A veces me pregunto de qué habría hablado Hemingway de haber llegado hoy a España. ¿Habría escrito sobre los toreros actuales? Lo dudo mucho. Me temo que desde el momento en que se generalizó el uso de la penicilina y se perfeccionó la técnica quirúrgica, haciendo casi imposible que un diestro muera en el ruedo o a consecuencia de sus locuras en él, la “fiesta” perdió todo el atractivo que pudiera contener para un vitalista desencantado.
¿Hubiese hablado entonces de futbolistas? Tampoco. Puede que Iniesta, Casillas y compañía hayan heredado en la España actual el espacio que la épica patria siempre ha reservado a los que consiguen éxitos fuera del alcance de la masa, pero no se juegan la vida en el campo ni su actividad está revestida de más honor que el que ampara a un niño que se tira por los suelos para empujar canicas.
Quizá los ciclistas habrían podido presentarle cierto atractivo; pero no los triunfadores bajo la eterna sospecha de haberse dopado, sino los gregarios más bajos, los que funden la piel de sus caras a su calavera para poder dar de comer a una familia analfabeta que les espera medio año en un pueblo polvoriento de Cuenca o Álava deseando que, una o dos veces al mes, llegue alguna conferencia al teléfono de la plaza. Y de ésos ya no quedan.

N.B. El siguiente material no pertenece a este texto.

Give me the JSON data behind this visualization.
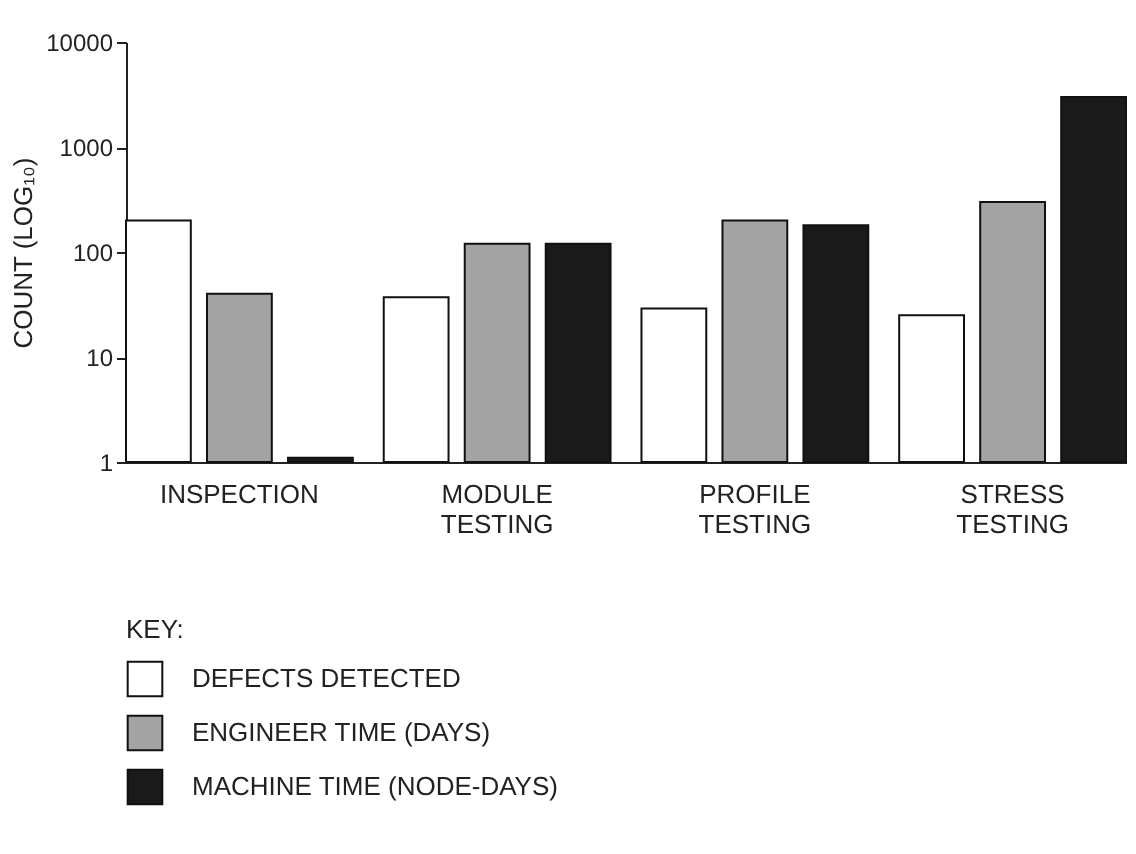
{
  "chart_data": {
    "type": "bar",
    "ylabel": "COUNT (LOG₁₀)",
    "legend_title": "KEY:",
    "categories": [
      "INSPECTION",
      "MODULE TESTING",
      "PROFILE TESTING",
      "STRESS TESTING"
    ],
    "series": [
      {
        "name": "DEFECTS DETECTED",
        "color": "#ffffff",
        "values": [
          200,
          37,
          29,
          25
        ]
      },
      {
        "name": "ENGINEER TIME (DAYS)",
        "color": "#a3a3a3",
        "values": [
          40,
          120,
          200,
          300
        ]
      },
      {
        "name": "MACHINE TIME (NODE-DAYS)",
        "color": "#1a1a1a",
        "values": [
          1.1,
          120,
          180,
          3000
        ]
      }
    ],
    "log": "y",
    "ylim": [
      1,
      10000
    ],
    "yticks": [
      1,
      10,
      100,
      1000,
      10000
    ],
    "grid": false,
    "legend": "bottom"
  }
}
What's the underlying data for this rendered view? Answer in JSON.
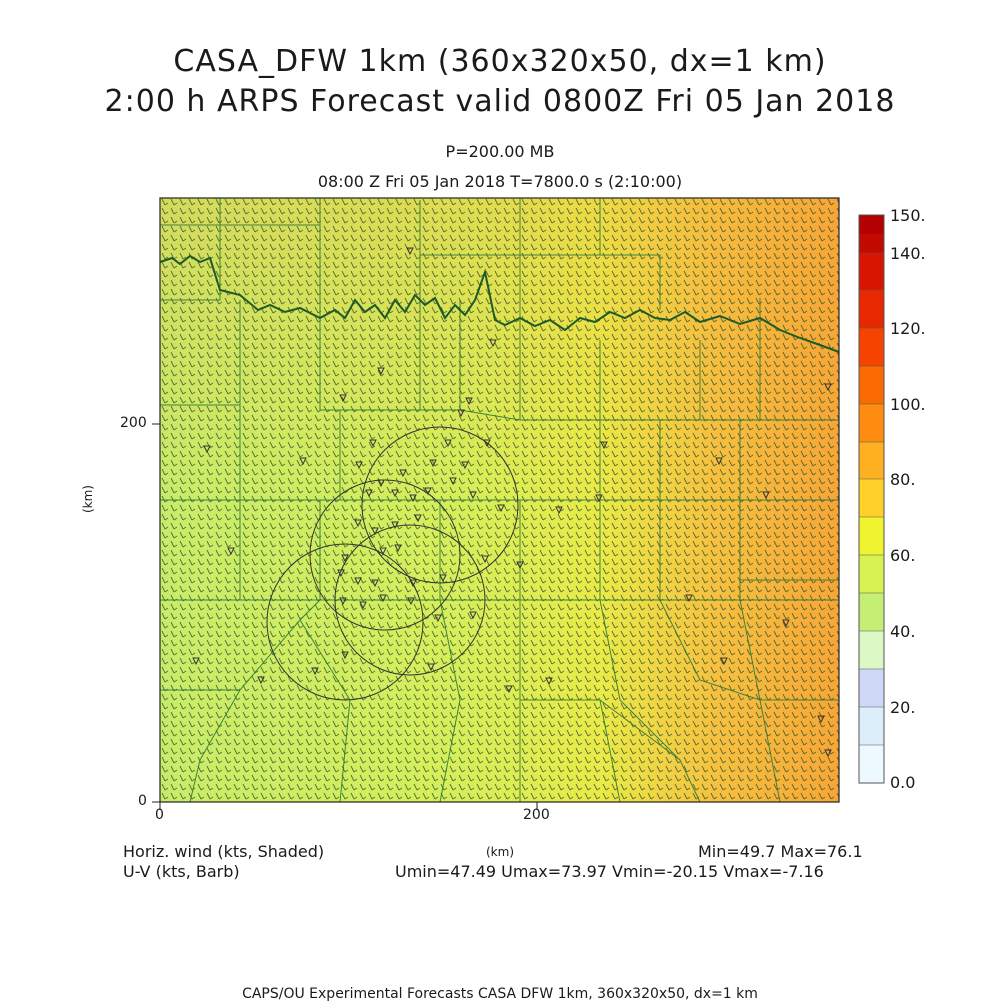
{
  "title": {
    "line1": "CASA_DFW 1km (360x320x50, dx=1 km)",
    "line2": "2:00 h ARPS Forecast valid 0800Z Fri 05 Jan 2018"
  },
  "subtitle": {
    "level": "P=200.00 MB",
    "time": "08:00 Z Fri 05 Jan 2018    T=7800.0 s (2:10:00)"
  },
  "axes": {
    "x_label": "(km)",
    "y_label": "(km)",
    "x_ticks": [
      "0",
      "200"
    ],
    "y_ticks": [
      "0",
      "200"
    ]
  },
  "colorbar": {
    "labels": [
      "150.",
      "140.",
      "120.",
      "100.",
      "80.",
      "60.",
      "40.",
      "20.",
      "0.0"
    ],
    "colors": [
      "#b30000",
      "#cc1100",
      "#e02200",
      "#f04000",
      "#ff7a00",
      "#ffa000",
      "#ffc820",
      "#ffee30",
      "#e8fa3c",
      "#c8f060",
      "#b0ea78",
      "#d8f8c0",
      "#c8d0f8",
      "#dceefa",
      "#eef8ff"
    ]
  },
  "footer": {
    "left1": "Horiz. wind (kts, Shaded)",
    "left2": "U-V (kts, Barb)",
    "center_unit": "(km)",
    "minmax": "Min=49.7  Max=76.1",
    "uv_range": "Umin=47.49  Umax=73.97  Vmin=-20.15  Vmax=-7.16"
  },
  "credit": "CAPS/OU Experimental Forecasts  CASA DFW 1km, 360x320x50, dx=1 km",
  "field": {
    "variable": "Horizontal wind speed",
    "units": "kts",
    "min": 49.7,
    "max": 76.1,
    "colors": {
      "low": "#c8f060",
      "mid": "#e8f04c",
      "high": "#f8b040",
      "peak": "#f8a030"
    }
  }
}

¿De qué hubiese hablado entonces? No tengo ni la menor idea. La gente ya no se refugia hasta las tantas detrás de un café para olvidar que el sueño es necesario para volver a trabajar al día siguiente y regresar a la soledad del café la noche siguiente. La gente que a Ernest le parecía pintoresca se queda en su casa viendo la tele. La España que él conoció sólo sobrevive como tópico atrincherado en unos pocos nichos con forma de cerebro a los que ni siquiera llega la luz del sol. Los problemas e inquietudes que puedan turbar la tranquilidad de un español medio se parecen muchísimo a los de un francés o un lituano, ya no existe una peculiaridad que dote a este país de la personalidad suficiente como para intrigar a un genio.
Mishima dejó escrito que forzó su suicidio porque Japón había perdido su espíritu: el país de la espada y el crisantemo había escondido la espada en algún sitio del que se había olvidado y se dedicaba a exhibir la flor con ridículo amaneramiento, y a él le resultaba insoportable. No creo que ningún amante sincero de España, si es que los hay, llegara en la actualidad a quitarse la vida porque los bodegueros o los productores de jamón se paseen por ahí con corbatas de marca, así que no tengo ni la más remota idea de qué hubiese hecho Hemingway ante este panorama.
Lo cierto es que tampoco importa: Hemingway era un perfecto genio, un eterno aprendiz y un fugitivo de sí mismo y de lo que le rodeaba. Su estilo es fácilmente imitable; pero en un sentido estricto resulta inimitable, porque cualquier intento de emulación acaba resultando grotesco. Pero ni Hemingway ni Henry Miller ni Dos Passos ni Faulkner ni Steinbeck ni Algren ni Capote hubiesen dispuesto hoy en día de la más mínima posibilidad de publicar sus obras sin pagar por ello, y ninguno iba a pasar por semejante humillación. (Bueno, quizá Capote sí, porque era mucho más listo que genial.)